O presidente do Supremo defendeu ser nos espaços físicos dos tribunais que se faz realmente justiça, por muito que alguns deles tenham deixado de oferecer “as mínimas condições de dignidade e conforto”, por se encontrarem degradados ou instalados em estruturas há muito provisórias.

“É nos tribunais que se manifesta um dos poderes soberanos do Estado. A presença do juiz no tribunal transmite confiança e segurança aos cidadãos através da percepção da autoridade que dele emana”, declarou.

Porém, existem magistrados que insistem em continuar a trabalhar em casa e continuar até a fazer até julgamentos à distância. No Supremo, Henrique Araújo viu-se na contingência de ter de determinar a obrigatoriedade dos julgamentos presenciais, à excepção dos casos devidamente justificados, como os juízes imunodeprimidos, por exemplo.
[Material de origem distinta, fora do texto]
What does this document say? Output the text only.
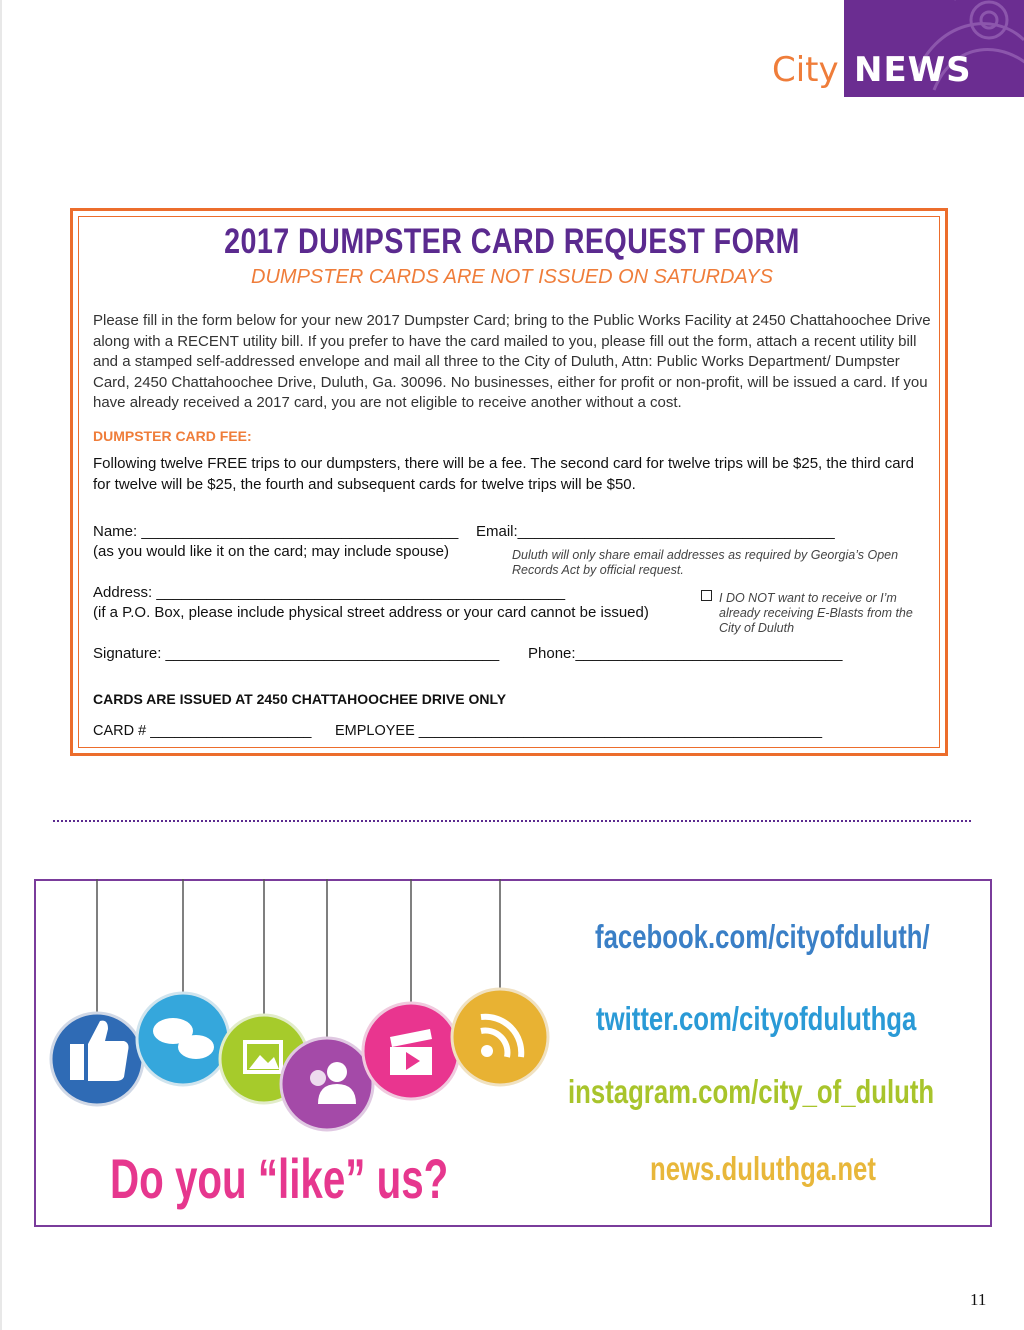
City NEWS
2017 DUMPSTER CARD REQUEST FORM
DUMPSTER CARDS ARE NOT ISSUED ON SATURDAYS
Please fill in the form below for your new 2017 Dumpster Card; bring to the Public Works Facility at 2450 Chattahoochee Drive along with a RECENT utility bill. If you prefer to have the card mailed to you, please fill out the form, attach a recent utility bill and a stamped self-addressed envelope and mail all three to the City of Duluth, Attn: Public Works Department/ Dumpster Card, 2450 Chattahoochee Drive, Duluth, Ga. 30096. No businesses, either for profit or non-profit, will be issued a card. If you have already received a 2017 card, you are not eligible to receive another without a cost.
DUMPSTER CARD FEE:
Following twelve FREE trips to our dumpsters, there will be a fee. The second card for twelve trips will be $25, the third card for twelve will be $25, the fourth and subsequent cards for twelve trips will be $50.
Name: ______________________________________ Email:______________________________________
(as you would like it on the card; may include spouse)	Duluth will only share email addresses as required by Georgia’s Open Records Act by official request.
Address: _________________________________________________
(if a P.O. Box, please include physical street address or your card cannot be issued)
I DO NOT want to receive or I’m already receiving E-Blasts from the City of Duluth
Signature: ________________________________________ Phone:________________________________
CARDS ARE ISSUED AT 2450 CHATTAHOOCHEE DRIVE ONLY
CARD # ____________________ EMPLOYEE __________________________________________________
facebook.com/cityofduluth/
twitter.com/cityofduluthga
instagram.com/city_of_duluth
news.duluthga.net
Do you “like” us?
11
“No que diz respeito, em particular, às audiências de julgamento, não se descortina como é que a sua realização à distância pode dar cumprimento aos princípios da publicidade, da oralidade e da imediação. Sem a interacção pessoal dos vários intervenientes, própria da dinâmica do julgamento, é difícil atingir uma decisão justa e equitativa”, recordou. E apontou os riscos da generalização dos julgamentos à distância: o perigo de funcionalização da magistratura judicial. “A generalização da via virtual na actividade judiciária acabaria por dar força àqueles – felizmente poucos – que não desistem de ver definitivamente abolida a independência do poder judicial e dos tribunais”, concluiu.
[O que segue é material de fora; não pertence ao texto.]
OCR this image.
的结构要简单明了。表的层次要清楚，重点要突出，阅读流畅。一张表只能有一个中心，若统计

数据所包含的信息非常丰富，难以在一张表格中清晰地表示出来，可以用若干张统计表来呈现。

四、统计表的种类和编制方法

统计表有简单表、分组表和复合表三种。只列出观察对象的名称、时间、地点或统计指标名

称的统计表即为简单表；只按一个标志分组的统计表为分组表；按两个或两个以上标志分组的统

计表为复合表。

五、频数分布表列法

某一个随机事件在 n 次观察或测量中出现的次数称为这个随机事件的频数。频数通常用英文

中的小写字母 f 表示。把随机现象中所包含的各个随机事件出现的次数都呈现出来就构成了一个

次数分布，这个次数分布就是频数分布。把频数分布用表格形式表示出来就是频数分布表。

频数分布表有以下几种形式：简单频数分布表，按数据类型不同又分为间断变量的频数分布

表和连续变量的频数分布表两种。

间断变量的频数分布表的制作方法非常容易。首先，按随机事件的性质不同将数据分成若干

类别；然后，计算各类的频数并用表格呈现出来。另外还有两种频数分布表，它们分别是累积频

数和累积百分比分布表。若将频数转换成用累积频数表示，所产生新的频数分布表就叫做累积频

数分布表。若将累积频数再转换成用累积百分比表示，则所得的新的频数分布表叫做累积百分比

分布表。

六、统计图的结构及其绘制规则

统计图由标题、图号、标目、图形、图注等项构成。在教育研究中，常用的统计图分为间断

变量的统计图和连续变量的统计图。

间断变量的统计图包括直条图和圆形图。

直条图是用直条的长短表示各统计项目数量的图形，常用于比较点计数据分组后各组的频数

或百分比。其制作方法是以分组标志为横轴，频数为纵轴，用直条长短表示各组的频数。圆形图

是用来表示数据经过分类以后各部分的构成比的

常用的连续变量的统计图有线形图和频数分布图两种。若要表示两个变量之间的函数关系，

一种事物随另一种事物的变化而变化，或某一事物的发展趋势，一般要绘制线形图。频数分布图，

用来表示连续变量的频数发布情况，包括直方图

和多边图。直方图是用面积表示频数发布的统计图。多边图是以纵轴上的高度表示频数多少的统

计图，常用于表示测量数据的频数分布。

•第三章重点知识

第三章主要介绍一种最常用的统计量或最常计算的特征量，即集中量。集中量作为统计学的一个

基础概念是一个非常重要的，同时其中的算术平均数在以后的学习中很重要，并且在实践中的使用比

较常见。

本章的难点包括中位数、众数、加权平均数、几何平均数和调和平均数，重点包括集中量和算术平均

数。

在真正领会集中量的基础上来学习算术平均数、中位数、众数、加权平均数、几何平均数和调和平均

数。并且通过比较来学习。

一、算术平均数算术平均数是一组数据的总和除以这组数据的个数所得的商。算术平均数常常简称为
Porém, nem todos pensam assim. Uma investigadora do Centro de Estudos Sociais da Universidade de Coimbra, Vírgínia Ferreira, mostrou-se certa de que o teletrabalho não vai desaparecer: “Veio para ficar. E vai aprofundar-se”, declarou, no mesmo encontro do Conselho Superior da Magistratura, este ano dedicado ao tema “A (Des)humanização da justiça - tecnologia como meio e não como fim”.